Man braucht nur wenig...

14. Mit meinen Freunden bescheuerte Bilder in einer Fotokabine machen.

Mein letztes Ziel habe ich schon letzte Woche geschafft und euch einfach noch nicht davon erzählt. Irgendwie war mir nicht so nach Schreiben, denn meinem kleinen Hundemädchen geht es nicht gut und das will erst mal verarbeitet werden. Zum Glück habe ich meine Familie und Freunde, die mich unterstützen und für mich da sind.

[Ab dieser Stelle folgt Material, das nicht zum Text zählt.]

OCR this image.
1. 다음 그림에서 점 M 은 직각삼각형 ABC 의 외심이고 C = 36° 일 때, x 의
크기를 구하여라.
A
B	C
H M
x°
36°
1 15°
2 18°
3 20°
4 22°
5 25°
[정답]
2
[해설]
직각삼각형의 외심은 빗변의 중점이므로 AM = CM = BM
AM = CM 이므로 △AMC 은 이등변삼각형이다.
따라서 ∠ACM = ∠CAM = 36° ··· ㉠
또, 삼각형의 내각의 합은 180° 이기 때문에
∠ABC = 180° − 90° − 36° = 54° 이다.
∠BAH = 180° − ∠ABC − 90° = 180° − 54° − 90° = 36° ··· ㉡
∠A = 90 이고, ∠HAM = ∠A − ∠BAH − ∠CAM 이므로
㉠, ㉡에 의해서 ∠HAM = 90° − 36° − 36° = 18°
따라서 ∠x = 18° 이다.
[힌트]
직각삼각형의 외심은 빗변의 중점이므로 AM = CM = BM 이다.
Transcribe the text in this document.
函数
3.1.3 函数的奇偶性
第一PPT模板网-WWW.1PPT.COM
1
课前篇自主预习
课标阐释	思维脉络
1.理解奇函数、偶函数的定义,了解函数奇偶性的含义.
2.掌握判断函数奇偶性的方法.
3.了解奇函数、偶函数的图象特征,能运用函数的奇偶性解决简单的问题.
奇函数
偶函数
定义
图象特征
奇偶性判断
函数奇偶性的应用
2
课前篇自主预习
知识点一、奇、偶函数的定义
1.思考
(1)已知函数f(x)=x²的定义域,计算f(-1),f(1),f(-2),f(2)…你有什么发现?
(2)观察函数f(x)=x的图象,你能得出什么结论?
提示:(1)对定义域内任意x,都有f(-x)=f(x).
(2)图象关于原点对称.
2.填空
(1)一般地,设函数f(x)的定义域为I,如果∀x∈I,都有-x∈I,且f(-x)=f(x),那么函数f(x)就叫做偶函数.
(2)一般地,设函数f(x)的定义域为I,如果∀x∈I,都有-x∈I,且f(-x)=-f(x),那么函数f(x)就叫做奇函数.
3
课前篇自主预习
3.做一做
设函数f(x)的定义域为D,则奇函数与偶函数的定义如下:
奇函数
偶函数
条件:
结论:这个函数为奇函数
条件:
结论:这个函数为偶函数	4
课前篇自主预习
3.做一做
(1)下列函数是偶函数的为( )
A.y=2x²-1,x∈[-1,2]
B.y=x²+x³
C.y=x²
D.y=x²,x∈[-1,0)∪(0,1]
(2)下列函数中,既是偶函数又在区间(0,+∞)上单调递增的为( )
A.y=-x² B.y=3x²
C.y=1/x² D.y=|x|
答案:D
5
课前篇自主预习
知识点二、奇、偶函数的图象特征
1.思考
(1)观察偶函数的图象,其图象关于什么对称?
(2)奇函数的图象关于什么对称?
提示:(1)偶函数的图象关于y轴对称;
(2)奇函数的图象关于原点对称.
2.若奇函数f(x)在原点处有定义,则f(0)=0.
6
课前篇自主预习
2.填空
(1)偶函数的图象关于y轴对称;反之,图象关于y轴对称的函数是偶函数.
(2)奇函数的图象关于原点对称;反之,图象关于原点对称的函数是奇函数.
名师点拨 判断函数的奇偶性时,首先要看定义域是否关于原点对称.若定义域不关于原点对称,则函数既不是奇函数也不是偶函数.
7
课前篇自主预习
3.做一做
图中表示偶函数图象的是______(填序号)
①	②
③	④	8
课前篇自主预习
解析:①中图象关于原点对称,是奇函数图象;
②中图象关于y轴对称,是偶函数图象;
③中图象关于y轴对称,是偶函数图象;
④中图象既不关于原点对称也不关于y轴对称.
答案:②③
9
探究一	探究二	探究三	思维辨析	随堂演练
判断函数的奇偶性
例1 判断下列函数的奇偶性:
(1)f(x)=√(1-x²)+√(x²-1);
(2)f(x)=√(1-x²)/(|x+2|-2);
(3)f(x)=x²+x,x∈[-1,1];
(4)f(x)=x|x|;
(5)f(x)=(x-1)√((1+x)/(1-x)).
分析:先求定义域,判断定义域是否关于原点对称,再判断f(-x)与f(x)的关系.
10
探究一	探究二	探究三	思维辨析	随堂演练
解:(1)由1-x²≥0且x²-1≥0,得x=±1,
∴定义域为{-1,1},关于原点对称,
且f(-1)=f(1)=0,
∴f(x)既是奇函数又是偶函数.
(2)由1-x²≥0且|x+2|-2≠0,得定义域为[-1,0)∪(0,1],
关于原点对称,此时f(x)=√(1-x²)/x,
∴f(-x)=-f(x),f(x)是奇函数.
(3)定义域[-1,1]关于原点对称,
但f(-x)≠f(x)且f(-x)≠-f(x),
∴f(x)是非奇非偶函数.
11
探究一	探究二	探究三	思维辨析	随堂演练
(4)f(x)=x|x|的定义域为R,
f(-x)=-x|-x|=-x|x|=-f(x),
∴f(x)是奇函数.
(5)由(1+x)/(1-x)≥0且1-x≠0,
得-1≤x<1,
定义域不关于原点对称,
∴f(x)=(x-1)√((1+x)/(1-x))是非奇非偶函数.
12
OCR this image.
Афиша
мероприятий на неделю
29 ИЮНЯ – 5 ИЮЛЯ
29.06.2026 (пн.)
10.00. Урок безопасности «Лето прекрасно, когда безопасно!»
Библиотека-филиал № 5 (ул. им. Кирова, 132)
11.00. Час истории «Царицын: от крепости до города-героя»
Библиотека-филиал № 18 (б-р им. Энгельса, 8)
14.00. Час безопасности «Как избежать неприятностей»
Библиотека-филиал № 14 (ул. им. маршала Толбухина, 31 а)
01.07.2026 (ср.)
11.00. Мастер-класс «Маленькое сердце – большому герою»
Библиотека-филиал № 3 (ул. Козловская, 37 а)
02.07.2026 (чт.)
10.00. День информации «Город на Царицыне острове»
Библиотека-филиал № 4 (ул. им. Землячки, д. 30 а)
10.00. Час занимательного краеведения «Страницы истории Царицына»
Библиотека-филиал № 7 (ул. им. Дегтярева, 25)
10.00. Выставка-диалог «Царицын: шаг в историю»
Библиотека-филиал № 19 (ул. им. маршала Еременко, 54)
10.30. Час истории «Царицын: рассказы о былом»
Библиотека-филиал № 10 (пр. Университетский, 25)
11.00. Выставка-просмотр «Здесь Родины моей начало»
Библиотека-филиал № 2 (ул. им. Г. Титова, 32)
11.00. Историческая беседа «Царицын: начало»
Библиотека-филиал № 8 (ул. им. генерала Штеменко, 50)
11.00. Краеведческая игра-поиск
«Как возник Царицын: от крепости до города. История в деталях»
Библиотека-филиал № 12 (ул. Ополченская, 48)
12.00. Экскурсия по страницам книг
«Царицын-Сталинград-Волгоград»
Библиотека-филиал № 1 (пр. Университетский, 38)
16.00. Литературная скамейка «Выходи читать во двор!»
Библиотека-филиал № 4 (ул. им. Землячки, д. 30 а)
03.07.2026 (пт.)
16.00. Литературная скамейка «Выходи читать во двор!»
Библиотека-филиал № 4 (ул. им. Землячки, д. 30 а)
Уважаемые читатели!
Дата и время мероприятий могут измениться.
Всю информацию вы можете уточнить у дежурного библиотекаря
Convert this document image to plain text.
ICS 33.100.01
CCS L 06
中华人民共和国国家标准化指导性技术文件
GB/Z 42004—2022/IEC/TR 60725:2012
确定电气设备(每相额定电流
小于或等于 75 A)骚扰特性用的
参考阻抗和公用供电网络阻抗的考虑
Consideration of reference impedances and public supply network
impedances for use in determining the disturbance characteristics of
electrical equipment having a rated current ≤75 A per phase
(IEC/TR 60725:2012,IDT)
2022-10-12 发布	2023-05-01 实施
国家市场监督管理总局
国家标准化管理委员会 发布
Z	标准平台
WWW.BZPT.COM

So ist auch stets Verlass auch mein Schwesterherz. Ich glaube ich kenne wenig Menschen, die so überzeugend und vor allem hartnäckig sein können wie sie. So lag ich letzte Woche bereits gemütlich auf dem Sofa und wollte von der Welt nichts mehr wissen, als ein Anruf kam mit dem Thema: Komm wir geh'n Tanzen. Jetzt. Heute. Ich war mehr so, lass mich bloß in Ruhe. Aber nach gefühlten und wahrscheinlich auch tatsächlichen zehn Anrufen, hatte sie mich weich geklopft und es ging also los. Klamotten an, Schminke drauf (Ich weiß ja jetzt wie das geht…!) und ab die Post.

Sie war vorbereitet und zauberte aus ihrer Handtasche ein Fläschchen Sekt, den wir uns gemütlich am Tango Brunnen in Freiburg gönnten, bevor es dann zur eigentlichen Veranstaltung ging.

Und was lag da auf dem Weg zur Tanzschule: Tadaaaa… Eine Fotokabine. Ich bin wie selbstverständlich daran vorbei gelatscht. Aber mein Schwesterherz hat meine Liste auswendig im Kopf und beschloss: Wir müssen Fotos machen. Im Automat. Jetzt sofort. “Dann hast du wieder ein Ziel weniger!” Also gut, wenn sie meint. Zwar ist das Ganze für so ein paar bescheuerte Fotos ein teurer Spaß, aber es steht ja auf der Liste. Und sie sind doch irgendwie sehr nett geworden. Seht selbst:

Am Ende war es doch wieder wie so oft: Es hat mich zwar viel gekostet mich nochmal aufzuraffen und loszugehen. Aber am Ende wurde es ein richtig schöner Abend, von dem ich den ganzen Rest der Woche gezehrt habe. Ein Abend an dem ich richtig ausgelassen sein konnte und fröhlich war. Es braucht manchmal nicht viel, aber es braucht die richtigen Menschen dazu!

"Vergiss nicht - man braucht nur wenig, um ein glückliches Leben zu führen."